Before taking the leap in my own career transition, I looked for resources and tools that could help me identify what I might have forgotten. I wanted to be sure that I had a plan for (or at least the awareness of) as many things as possible before drastically changing my career path and leaving my job.

One of these resources I found to be the most useful was a book called “Business Model You” which talked about a simple but effective method: creating a business model, but for your career transition.

The layout

The layout of this business model is actually quite simple, which is the reason why it’s a great tool. In a moment where you lack clarity and you are full of doubt, you need this kind of tool that will help you put relevant information on paper.

You’ve already seen an example of a personal business model canvas as the featured image of this post, but here’s another look with a bit more information on what each part means.

How to fill in your personal business model canvas

Take a piece of paper (the bigger the better) and use post-its. When I worked on the first draft of my own business model, I did on the floor of my living room before writing it down, so I could use as much space as needed and add as much ideas as I could.

You can also do it in a word document if you prefer an electronic version you can easily edit.

Once you’ve picked the support you are going to use, here’s how you start filling it in.

1) Key resources (who you are and what you have)

Add all your skills, knowledge and abilities. What are your strengths? What are you an expert of? What certification, training, experience you have that will be crucial for your success in your new career?

2) Key activities (what you do)

List all the important tasks and responsibilities you will do in your new job that will make you successful. Focus here on the main activity and the big picture, not the details of your future day-to-day.

3) Customers (who you help)

Here the concept of customers is very large in the sense that it’s not just about the actual clients, but also the people you will work with. So think in terms of external customers and internal customers.
  • External customers: who will you help outside your organisation by doing the activities you have listed in #2? Who will benefit from it directly and indirectly?
  • Internal customers: if you want to work for a company, what colleagues will you help through your job? List here your manager, your team, any other part of the organisation you will support directly or indirectly.

4) Value provided (how you help)

What is the value you are going to create for your customers (internal and/or external) (#3) by doing your key activities (#2)? What benefits will people get from your activities?

You can now start seeing how the different parts are linked with each other. At this point in your reflection, it is super important that you have really brainstormed about these first 4 sections.

As you started thinking about the value you want to provide, you might have thought about new activities or new customers – go on and add them now. Be as exhaustive as possible because it will impact the rest of the exercise and the other sections.

5) Channels (how they know you and how you deliver)

How will customers find you? How will you deliver the products and services that they will buy? How will they pay you? List the channels you want to use for your customers to get to know you and start working with you (e.g. website, blog, platform like Etsy or Shopify, Google Adwords, etc.).

6) Customer relationships (how you interact)

How will you talk to your existing customers? Will it be by email, by chat, in person, by video conference?

How will you communicate with your potential clients: with a newsletter, social media, online marketing, etc.?

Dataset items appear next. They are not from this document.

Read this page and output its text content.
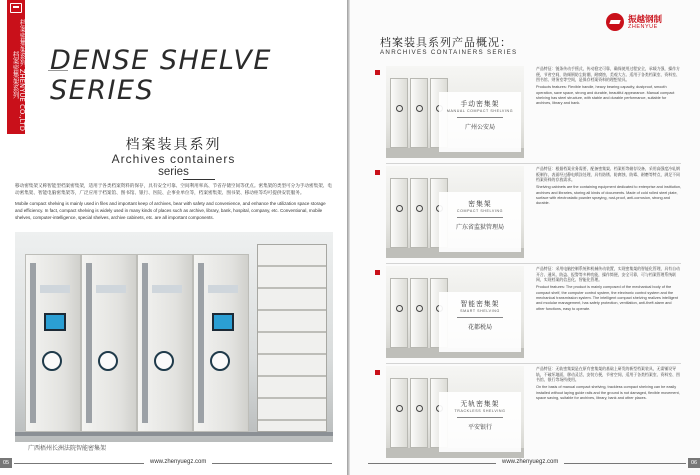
档案密集架系列 ZHENYUE CO.,LTD 档案密集架系列 DENSE SHELVE
SERIES
档案装具系列
Archives containers
series
移动密集架又称智能型档案密集架，适用于各类档案资料的保存，具有安全可靠、空间利用率高、节省存储空间等优点。密集架的类型可分为手动密集架、电动密集架、智能电脑密集架等，广泛应用于档案馆、图书馆、银行、医院、企事业单位等，档案密集架、图书架、移动柜等均可提供安装服务。
Mobile compact shelving is mainly used in files and important keep of archives, bear with safety and convenience, and enhance the utilization space storage and efficiency. In fact, compact shelving is widely used in many kinds of places such as archive, library, bank, hospital, company, etc. Conventional, mobile shelves, computer-intelligence, special shelves, archive cabinets, etc. are all important components.
广西梧州长洲法院智能密集架
05	www.zhenyuegz.com
振越钢制
ZHENYUE
档案装具系列产品概况：
ANRCHIVES CONTAINERS SERIES
手动密集架
MANUAL COMPACT SHELVING
广州公安局
产品特征：链条传动手摇式，传动稳定可靠，确保使用过程安全，承载力强，操作方便，节省空间，防倾倒防尘防潮，耐腐蚀，美观大方。适用于各类档案室、资料室、图书馆、财务室等空间，是保存档案资料的理想装具。
Products features: Flexible handle, heavy bearing capacity, dustproof, smooth operation, save space, strong and durable, beautiful appearance. Manual compact shelving has steel structure, with stable and durable performance, suitable for archives, library and bank.
密集架
COMPACT SHELVING
广东省监狱管理局
产品特征：根据档案业务需要，配备密集架、档案柜等储存设备，采用高强度冷轧钢板制作，表面经过静电喷涂处理，具有防锈、防腐蚀、防霉、耐磨等特点，满足不同档案资料的存放需求。
Shelving cabinets are the containing equipment dedicated to enterprise and institution, archives and libraries, storing all kinds of documents. Made of cold rolled steel plate, surface with electrostatic powder spraying, rust-proof, anti-corrosion, strong and durable.
智能密集架
SMART SHELVING
花都税局
产品特征：采用电脑控制系统和机械传动装置，实现密集架的智能化管理，具有自动开合、通风、防盗、报警等多种功能，操作简便，安全可靠，可与档案管理系统联网，实现档案的信息化、智能化管理。
Product features: The product is mainly composed of the mechanical body of the compact shelf, the computer control system, the electronic control system and the mechanical transmission system. The intelligent compact shelving realizes intelligent and modular management, has safety protection, ventilation, anti-theft alarm and other functions, easy to operate.
无轨密集架
TRACKLESS SHELVING
平安银行
产品特征：无轨密集架是在原有密集架的基础上研发的新型档案装具，无需铺设导轨，不破坏地面，移动灵活，安装方便，节省空间，适用于各类档案室、资料室、图书馆、银行等场所使用。
On the basis of manual compact shelving, trackless compact shelving can be easily installed without laying guide rails and the ground is not damaged, flexible movement, space saving, suitable for archives, library, bank and other places.
www.zhenyuegz.com	06
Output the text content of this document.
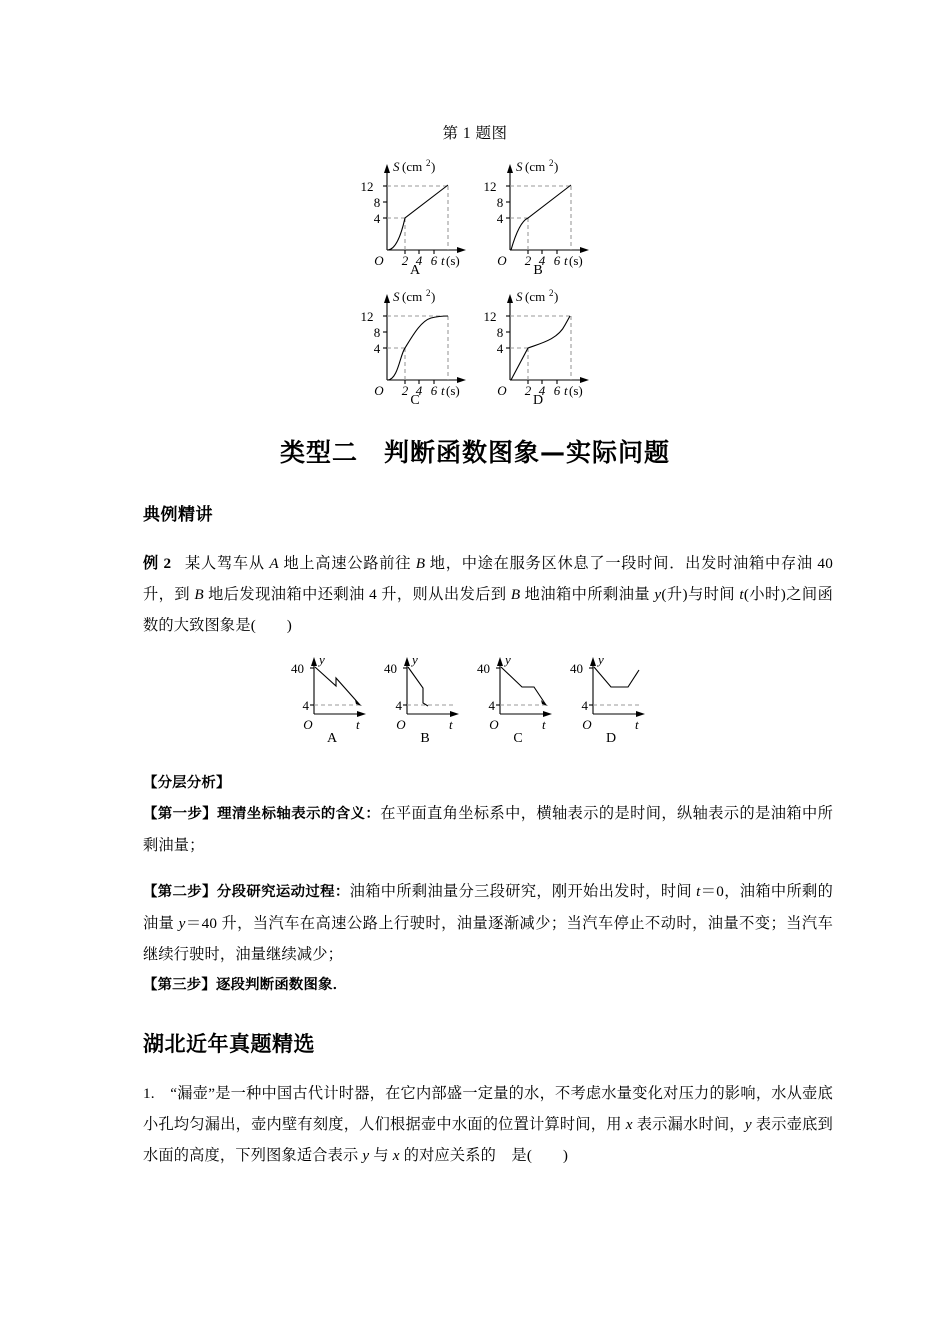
第 1 题图
12
8
4
2 4 6
O
S (cm 2 )
t (s)
A
12
8
4
2 4 6
O
S (cm 2 )
t (s)
B
12
8
4
2 4 6
O
S (cm 2 )
t (s)
C
12
8
4
2 4 6
O
S (cm 2 )
t (s)
D
类型二　判断函数图象—实际问题
典例精讲
例 2 某人驾车从 A 地上高速公路前往 B 地，中途在服务区休息了一段时间．出发时油箱中存油 40 升，到 B 地后发现油箱中还剩油 4 升，则从出发后到 B 地油箱中所剩油量 y(升)与时间 t(小时)之间函数的大致图象是(　　)
40
4
O
y
t
A
40
4
O
y
t
B
40
4
O
y
t
C
40
4
O
y
t
D
【分层分析】
【第一步】理清坐标轴表示的含义：在平面直角坐标系中，横轴表示的是时间，纵轴表示的是油箱中所剩油量；
【第二步】分段研究运动过程：油箱中所剩油量分三段研究，刚开始出发时，时间 t＝0，油箱中所剩的油量 y＝40 升，当汽车在高速公路上行驶时，油量逐渐减少；当汽车停止不动时，油量不变；当汽车继续行驶时，油量继续减少；
【第三步】逐段判断函数图象．
湖北近年真题精选
1.　“漏壶”是一种中国古代计时器，在它内部盛一定量的水，不考虑水量变化对压力的影响，水从壶底小孔均匀漏出，壶内壁有刻度，人们根据壶中水面的位置计算时间，用 x 表示漏水时间，y 表示壶底到水面的高度，下列图象适合表示 y 与 x 的对应关系的　是(　　)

7) Key partners (who helps you)

Who will help you be successful? Who will support you grow and learn? Who will hep you your main activities, take care of existing customers and find new ones? Think about your professional network but also your personal relationships.

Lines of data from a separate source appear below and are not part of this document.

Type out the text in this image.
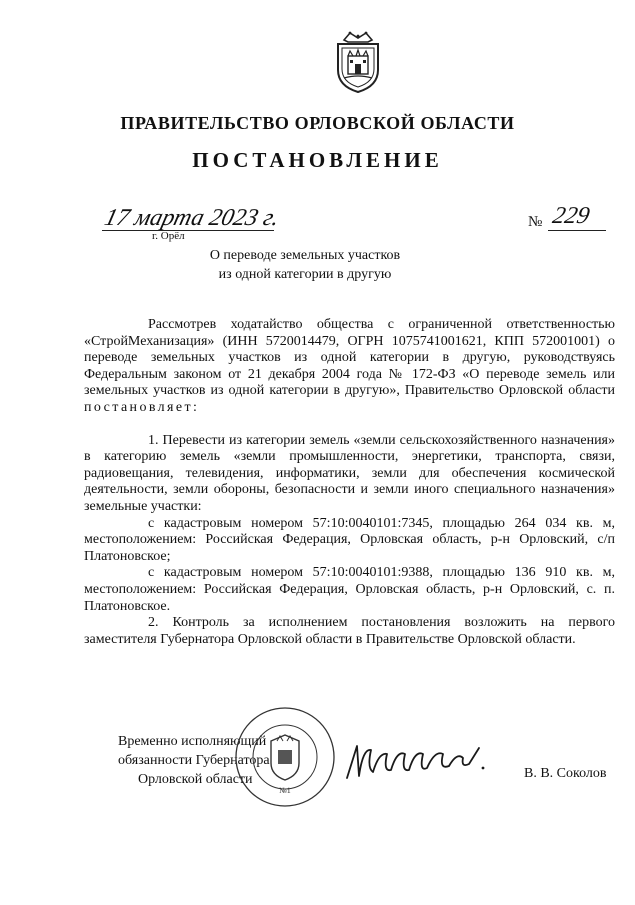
ПРАВИТЕЛЬСТВО ОРЛОВСКОЙ ОБЛАСТИ
ПОСТАНОВЛЕНИЕ
17 марта 2023 г.
г. Орёл
№ 229
О переводе земельных участков
из одной категории в другую

Рассмотрев ходатайство общества с ограниченной ответственностью «СтройМеханизация» (ИНН 5720014479, ОГРН 1075741001621, КПП 572001001) о переводе земельных участков из одной категории в другую, руководствуясь Федеральным законом от 21 декабря 2004 года № 172-ФЗ «О переводе земель или земельных участков из одной категории в другую», Правительство Орловской области постановляет:

1. Перевести из категории земель «земли сельскохозяйственного назначения» в категорию земель «земли промышленности, энергетики, транспорта, связи, радиовещания, телевидения, информатики, земли для обеспечения космической деятельности, земли обороны, безопасности и земли иного специального назначения» земельные участки:

с кадастровым номером 57:10:0040101:7345, площадью 264 034 кв. м, местоположением: Российская Федерация, Орловская область, р-н Орловский, с/п Платоновское;

с кадастровым номером 57:10:0040101:9388, площадью 136 910 кв. м, местоположением: Российская Федерация, Орловская область, р-н Орловский, с. п. Платоновское.

2. Контроль за исполнением постановления возложить на первого заместителя Губернатора Орловской области в Правительстве Орловской области.

Временно исполняющий
обязанности Губернатора
Орловской области
№1
В. В. Соколов
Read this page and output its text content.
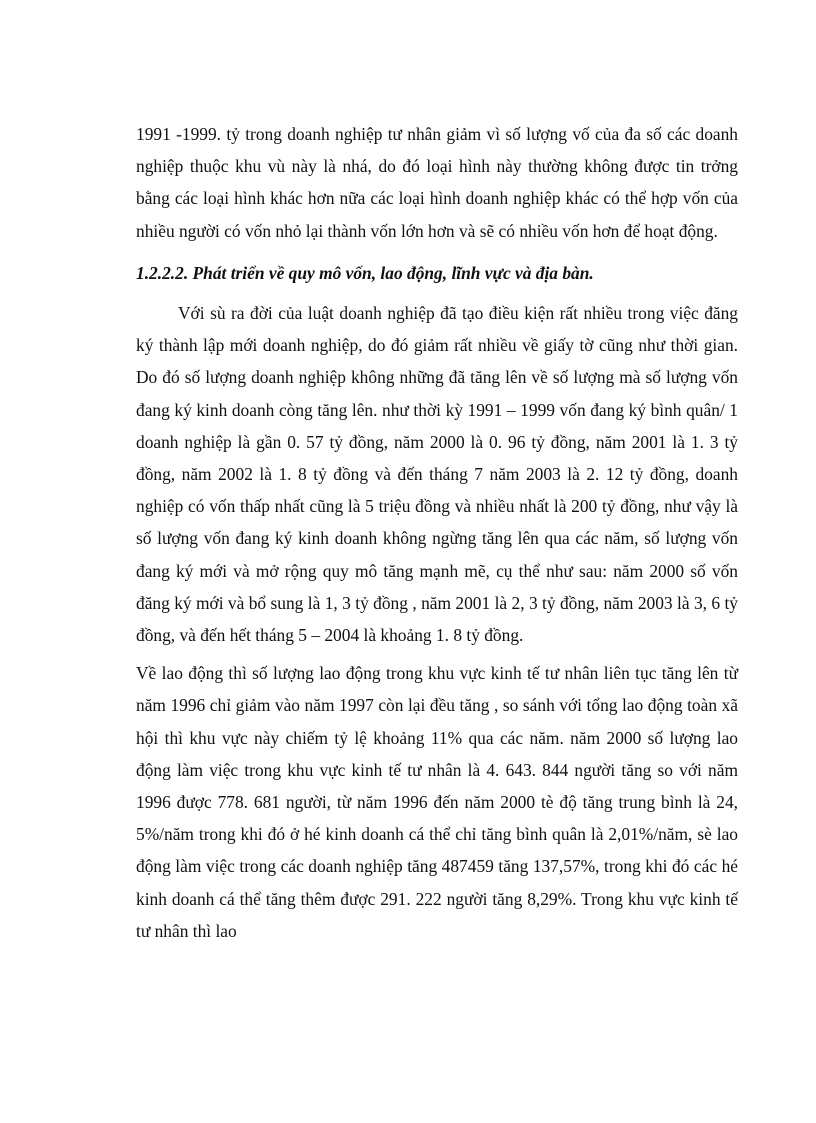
1991 -1999. tỷ trong doanh nghiệp tư nhân giảm vì số lượng vố của đa số các doanh nghiệp thuộc khu vù này là nhá, do đó loại hình này thường không được tin trởng bằng các loại hình khác hơn nữa các loại hình doanh nghiệp khác có thể hợp vốn của nhiều người có vốn nhỏ lại thành vốn lớn hơn và sẽ có nhiều vốn hơn để hoạt động.

1.2.2.2. Phát triển về quy mô vốn, lao động, lĩnh vực và địa bàn.

Với sù ra đời của luật doanh nghiệp đã tạo điều kiện rất nhiều trong việc đăng ký thành lập mới doanh nghiệp, do đó giảm rất nhiều về giấy tờ cũng như thời gian. Do đó số lượng doanh nghiệp không những đã tăng lên về số lượng mà số lượng vốn đang ký kinh doanh còng tăng lên. như thời kỳ 1991 – 1999 vốn đang ký bình quân/ 1 doanh nghiệp là gần 0. 57 tỷ đồng, năm 2000 là 0. 96 tỷ đồng, năm 2001 là 1. 3 tỷ đồng, năm 2002 là 1. 8 tỷ đồng và đến tháng 7 năm 2003 là 2. 12 tỷ đồng, doanh nghiệp có vốn thấp nhất cũng là 5 triệu đồng và nhiều nhất là 200 tỷ đồng, như vậy là số lượng vốn đang ký kinh doanh không ngừng tăng lên qua các năm, số lượng vốn đang ký mới và mở rộng quy mô tăng mạnh mẽ, cụ thể như sau: năm 2000 số vốn đăng ký mới và bổ sung là 1, 3 tỷ đồng , năm 2001 là 2, 3 tỷ đồng, năm 2003 là 3, 6 tỷ đồng, và đến hết tháng 5 – 2004 là khoảng 1. 8 tỷ đồng.

Về lao động thì số lượng lao động trong khu vực kinh tế tư nhân liên tục tăng lên từ năm 1996 chỉ giảm vào năm 1997 còn lại đều tăng , so sánh với tổng lao động toàn xã hội thì khu vực này chiếm tỷ lệ khoảng 11% qua các năm. năm 2000 số lượng lao động làm việc trong khu vực kinh tế tư nhân là 4. 643. 844 người tăng so với năm 1996 được 778. 681 người, từ năm 1996 đến năm 2000 tè độ tăng trung bình là 24, 5%/năm trong khi đó ở hé kinh doanh cá thể chỉ tăng bình quân là 2,01%/năm, sè lao động làm việc trong các doanh nghiệp tăng 487459 tăng 137,57%, trong khi đó các hé kinh doanh cá thể tăng thêm được 291. 222 người tăng 8,29%. Trong khu vực kinh tế tư nhân thì lao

8) Revenue and benefits (what you get)

What activities generate money and how much will your revenue be? What services will you provide or products you will sell, and what’s the pricing? If you start a business and decide to keep a side job,  write it down with the salary you get. Do you have any other sources of income?

The idea here is to see how you will make this project financially sustainable.

9) Costs (what you give)

You often need to spend money to make money. List all the subscriptions, professional fees, rent & bills, office supplies, IT equipment, trips, etc. that you will have to spend on to do your job.

Okay, it’s done.

When you think you have finished the first draft, take a break away from it, do something else, and then go back to it to review what you have done. It’s not something you’re supposed to do in one go. It’s a process that can take days, weeks, even months sometimes. Add onto it, talk to people you trust about it (it could be the people you added as key partners (#7)), show them what you have written down and ask for their input.

If you need further help to fill in the canvas, the book “Business Model You” offers a lot of tips and examples. You can easily find it on Amazon.